A new tax treaty has been signed between Cyprus and Ukraine. The treaty will come into effect on the 1st of January following the year in which the parties exchange notifications of ratifications.

The main provisions of the treaty are explained below.
 
Dividends
There will be withholding tax at 5% on dividends if the beneficial owner holds at least 20% of the capital of the company which pays the dividends or has investment in the acquisition of shares/ rights of the company paying the dividends of at least €100.000. In all other cases, the withholding tax is 15%.

Interest
Interest payments to a beneficiary who is a resident of the other Contracting State shall be subject to withholding tax of no more than 2% of the gross amount of the interest.

Royalties
In the case of royalties on any patent, trademark, secret formula or process concerning industrial, commercial or scientific experience, the tax levied will not exceed 5% of the gross amount of the royalties. The responsible authorities of the Contracting States shall, by mutual agreement, set the method of application of this limitation.

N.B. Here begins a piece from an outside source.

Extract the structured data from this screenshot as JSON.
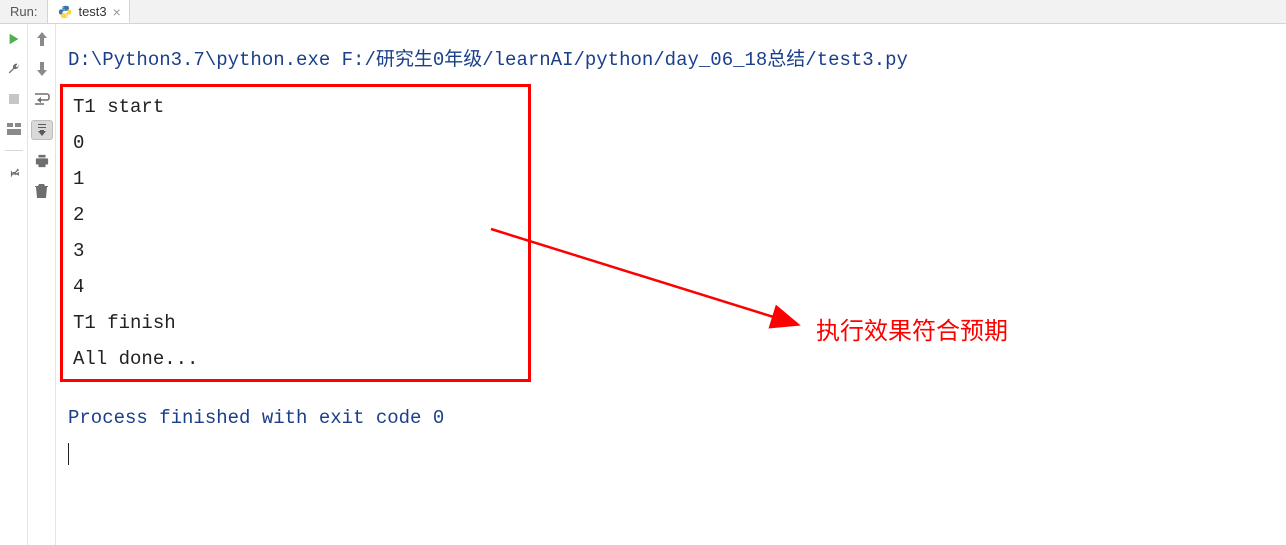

Payment of royalties of general nature to a beneficiary who is a resident of the other Contracting State shall be subject to withholding tax which does not exceed 10% of the gross amount of the royalties.

Capital gains
Gains from the sale of shares will only be taxable in the Contracting State of which the seller is resident even if they are in respect of profits from the sale of shares or similar rights of a company that derive more than 50% of their value directly or indirectly from immovable property situated in the other Contracting State.

Permanent Establishment
The treaty clarifies that a building site or construction site will constitute a permanent establishment only if it lasts more than 12 months.

Exchange of Information
The Convention adopts the new article on Information Exchange of the Model Convention of the Organisation for Economic Cooperation and Development (OECD). The Protocol to the Convention sets out in detail the procedures needed to exchange information and ensure that the information requested is relevant.
The contract does not include any provision that restricts the benefits which may arise.